Im Osten also der politisch ambitionierte Maler der Friedenstaube und im Westen das geniale Künstlergenie der Abstraktion. Für Picasso haben sich diese unterschiedlichen Sichtweisen auf ihn und seine Werke nicht ausgeschlossen, wie Kuratorin Julia Friedrich erklärt [AUDIO] : "Es gibt nur einen Picasso", soll er gesagt haben, als man ihn bat, seine Ausstellung in London selbst zu eröffnen, schließlich nahm er zeitgleich in Sheffield an einem Friedenskongress teil: "Das wird Ihnen vielleicht seltsam vorkommen. Aber es gibt nicht diese zwei Picassos: der eine, der zum Friedenskongress fährt, und der andere, der seine Ausstellung eröffnet."

Pablo Picassos "Taube".
© Succession Picasso / VG Bild-Kunst, Bonn 2021

"Frau im Lehnstuhl" oder "Frau mit polnischer Jacke"?

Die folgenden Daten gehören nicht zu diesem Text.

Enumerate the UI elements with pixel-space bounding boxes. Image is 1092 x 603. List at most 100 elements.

Der Ausstellungsparcours stellt die unterschiedlichen Blickwinkel sorgfältig recherchiert gegenüber. Eigens vom Künstler Eran Schaerf entworfene Einbauten zeigen Schriften, Zeitgeschichte, Ausstellungskritiken oder Filmbeiträge. Beide Länder sehen Picasso durch eine ideologische Brille. Das belegt auch ein Porträt von Françoise Gilot. "Frau im Lehnstuhl" heißt es im Westen, im Osten "Frau mit polnischer Jacke". Picasso malt Gilot nach dem Besuch eines Friedenskongresses in Polen.
Auf modularen Wänden des Künstlers Eran Schaerf werden die Werke präsentiert.
Auf modularen Wänden des Künstlers Eran Schaerf werden die Werke präsentiert.© Succession Picasso / VG Bild-Kunst, Bonn 2021 / Foto: Achim Kukulies, Düsseldorf
"Warum ist sie bei uns so entpolitisiert?", fragt die Kuratorin, "und warum heißt sie in Polen 'Frau in polnischer Jacke'? Was hat diese Jacke mit diesem Besuch zu tun, den er dort über zwei Wochen gemacht hat? Wen hat er da getroffen? Und wie hat das seine Kunst dann auch weiter beeinflusst?"

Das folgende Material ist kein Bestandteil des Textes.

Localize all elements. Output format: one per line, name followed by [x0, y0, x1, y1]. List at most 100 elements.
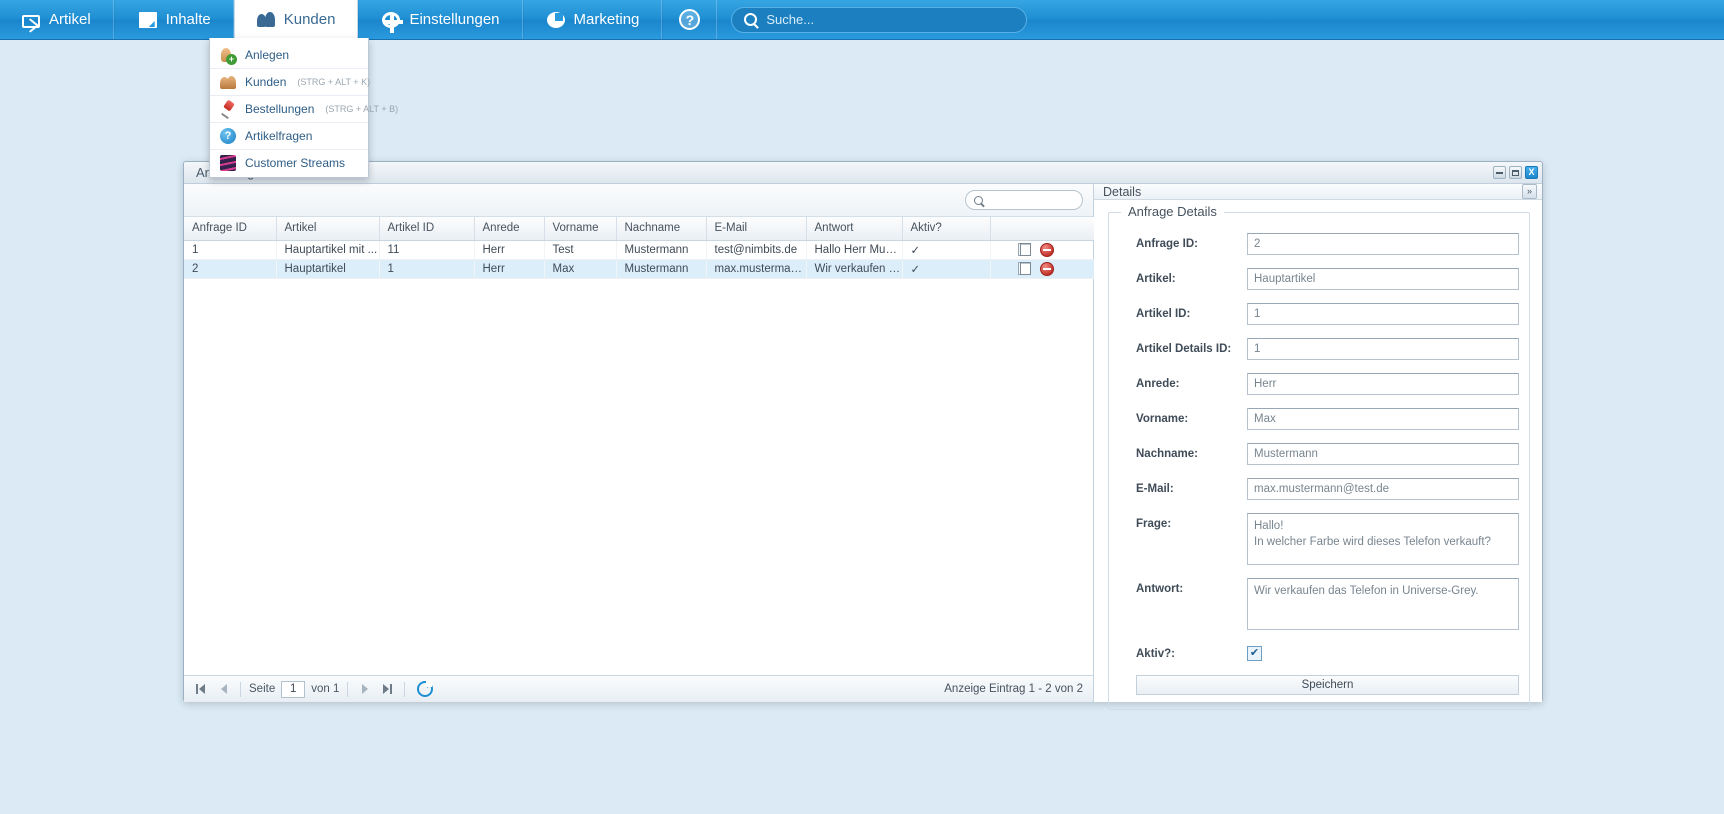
- field-artikel-details-id-input[interactable]: [1247, 338, 1519, 360]
- field-frage-textarea[interactable]: Hallo! In welcher Farbe wird dieses Tele…: [1247, 513, 1519, 565]
- people-icon: [256, 11, 275, 29]
- field-vorname-label: Vorname:: [1136, 413, 1189, 425]
- cell-antwort: Hallo Herr Must...: [806, 240, 903, 260]
- field-vorname-input[interactable]: [1247, 408, 1519, 430]
- cell-actions: [990, 259, 1095, 279]
- chevron-right-icon[interactable]: »: [1522, 184, 1537, 199]
- stream-icon: [220, 155, 236, 171]
- menu-item-customer-streams[interactable]: Customer Streams: [210, 149, 368, 176]
- artikelfragen-window: Artikelfragen X Anfrage ID Artikel: [183, 161, 1543, 710]
- page-total-label: von 1: [311, 683, 340, 695]
- column-header-email[interactable]: E-Mail: [706, 217, 807, 241]
- gear-icon: [382, 12, 404, 33]
- column-header-nachname[interactable]: Nachname: [616, 217, 707, 241]
- cell-anfrage-id: 2: [184, 259, 277, 279]
- question-icon: ?: [220, 128, 236, 144]
- cell-anrede: Herr: [474, 259, 545, 279]
- field-artikel-id-input[interactable]: [1247, 303, 1519, 325]
- nav-item-marketing-label: Marketing: [573, 11, 640, 28]
- top-navigation-bar: Artikel Inhalte Kunden Einstellungen Mar…: [0, 0, 1724, 40]
- grid-toolbar: [184, 184, 1130, 217]
- kunden-dropdown-menu: Anlegen Kunden (STRG + ALT + K) Bestellu…: [209, 38, 398, 178]
- nav-item-einstellungen[interactable]: Einstellungen: [358, 0, 523, 39]
- field-artikel-id-label: Artikel ID:: [1136, 308, 1191, 320]
- details-title: Details: [1103, 184, 1142, 199]
- field-email: E-Mail:: [1119, 478, 1519, 500]
- column-header-anfrage-id[interactable]: Anfrage ID: [184, 217, 277, 241]
- delete-icon[interactable]: [1039, 261, 1054, 276]
- cell-vorname: Test: [544, 240, 617, 260]
- menu-item-bestellungen[interactable]: Bestellungen (STRG + ALT + B): [210, 95, 398, 122]
- field-artikel: Artikel:: [1119, 268, 1519, 290]
- field-nachname-input[interactable]: [1247, 443, 1519, 465]
- copy-icon[interactable]: [1017, 262, 1031, 275]
- field-anrede-input[interactable]: [1247, 373, 1519, 395]
- add-user-icon: [220, 47, 237, 65]
- window-body: Anfrage ID Artikel Artikel ID Anrede Vor…: [184, 184, 1542, 710]
- cell-anrede: Herr: [474, 240, 545, 260]
- maximize-icon[interactable]: [1509, 166, 1522, 179]
- field-anfrage-id: Anfrage ID:: [1119, 233, 1519, 255]
- field-artikel-input[interactable]: [1247, 268, 1519, 290]
- nav-item-inhalte[interactable]: Inhalte: [113, 0, 234, 39]
- column-header-anrede[interactable]: Anrede: [474, 217, 545, 241]
- field-antwort-textarea[interactable]: Wir verkaufen das Telefon in Universe-Gr…: [1247, 578, 1519, 630]
- page-input[interactable]: [281, 680, 306, 698]
- nav-item-kunden[interactable]: Kunden: [233, 0, 359, 39]
- fieldset-legend: Anfrage Details: [1121, 204, 1224, 219]
- column-header-antwort[interactable]: Antwort: [806, 217, 903, 241]
- close-icon[interactable]: X: [1525, 166, 1538, 179]
- cell-aktiv: ✓: [902, 259, 991, 279]
- nav-item-inhalte-label: Inhalte: [165, 11, 211, 28]
- nav-item-help[interactable]: ?: [662, 0, 718, 39]
- grid-search[interactable]: [965, 190, 1130, 210]
- column-header-vorname[interactable]: Vorname: [544, 217, 617, 241]
- global-search-input[interactable]: [766, 12, 1015, 27]
- copy-icon[interactable]: [1017, 243, 1031, 256]
- menu-item-kunden-label: Kunden: [245, 75, 287, 89]
- column-header-artikel[interactable]: Artikel: [276, 217, 380, 241]
- nav-item-kunden-label: Kunden: [283, 11, 336, 28]
- prev-page-icon[interactable]: [215, 681, 232, 698]
- field-aktiv: Aktiv?: ✔: [1119, 643, 1519, 661]
- minimize-icon[interactable]: [1493, 166, 1506, 179]
- menu-item-anlegen[interactable]: Anlegen: [210, 41, 368, 68]
- cell-vorname: Max: [544, 259, 617, 279]
- column-header-aktiv[interactable]: Aktiv?: [902, 217, 991, 241]
- menu-item-bestellungen-shortcut: (STRG + ALT + B): [325, 104, 399, 114]
- menu-item-artikelfragen[interactable]: ? Artikelfragen: [210, 122, 368, 149]
- aktiv-checkbox[interactable]: ✔: [1247, 646, 1262, 661]
- table-row[interactable]: 1 Hauptartikel mit ... 11 Herr Test Must…: [184, 240, 1095, 260]
- field-artikel-details-id: Artikel Details ID:: [1119, 338, 1519, 360]
- nav-item-artikel-label: Artikel: [49, 11, 91, 28]
- field-anfrage-id-input[interactable]: [1247, 233, 1519, 255]
- nav-item-artikel[interactable]: Artikel: [0, 0, 114, 39]
- table-row[interactable]: 2 Hauptartikel 1 Herr Max Mustermann max…: [184, 259, 1095, 279]
- menu-item-customer-streams-label: Customer Streams: [245, 156, 346, 170]
- column-header-artikel-id[interactable]: Artikel ID: [379, 217, 475, 241]
- window-titlebar: Artikelfragen X: [184, 162, 1542, 184]
- menu-item-kunden[interactable]: Kunden (STRG + ALT + K): [210, 68, 371, 95]
- last-page-icon[interactable]: [379, 681, 396, 698]
- field-email-input[interactable]: [1247, 478, 1519, 500]
- delete-icon[interactable]: [1039, 242, 1054, 257]
- artikelfragen-table: Anfrage ID Artikel Artikel ID Anrede Vor…: [184, 217, 1095, 279]
- window-title: Artikelfragen: [196, 165, 1493, 180]
- pagination-status: Anzeige Eintrag 1 - 2 von 2: [944, 683, 1083, 695]
- cell-artikel: Hauptartikel mit ...: [276, 240, 380, 260]
- nav-item-marketing[interactable]: Marketing: [522, 0, 663, 39]
- page-label: Seite: [249, 683, 276, 695]
- refresh-icon[interactable]: [417, 681, 434, 697]
- table-header: Anfrage ID Artikel Artikel ID Anrede Vor…: [184, 217, 1095, 241]
- field-anrede: Anrede:: [1119, 373, 1519, 395]
- column-header-actions: [990, 217, 1095, 241]
- global-search[interactable]: [731, 6, 1028, 33]
- cell-artikel-id: 1: [379, 259, 475, 279]
- menu-item-artikelfragen-label: Artikelfragen: [245, 129, 313, 143]
- first-page-icon[interactable]: [192, 681, 209, 698]
- save-button[interactable]: Speichern: [1136, 675, 1519, 695]
- menu-item-kunden-shortcut: (STRG + ALT + K): [297, 77, 371, 87]
- next-page-icon[interactable]: [356, 681, 373, 698]
- field-aktiv-label: Aktiv?:: [1136, 648, 1175, 660]
- grid-pane: Anfrage ID Artikel Artikel ID Anrede Vor…: [184, 184, 1130, 702]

Eine Ausstellung über das Ausstellen

In den 70-ern entdeckt die Neue Linke im Westen den politischen Picasso des Ostens. Umgekehrt interessiert sich die DDR für den Picasso des Westens. Als Vermittler tritt Peter Ludwig auf. Der Schokoladenfabrikant und Mäzen aus Aachen verleiht 1977 Teile seiner Picasso-Sammlung an die Nationalgalerie. In einem Interview im DDR-Fernsehen begründet er diesen Schritt:
"Ich glaube, dass Kunst ihrer Natur nach für die Öffentlichkeit bestimmt ist und der Öffentlichkeit zugänglich sein sollte. Von diesem Gesichtspunkt habe ich mich leiten lassen."
Die Kölner Ausstellung ist eine Ausstellung über das Ausstellen. Originalwerke sind darin nur wenige zu sehen, dafür aber jede Menge Reproduktionen und sehr viel Lektüre- und Filmmaterial. Wer sich Zeit nimmt, lernt viel über das Wahrnehmen und über die jüngere Geschichte, die auch den Blick auf die Kunst geprägt hat.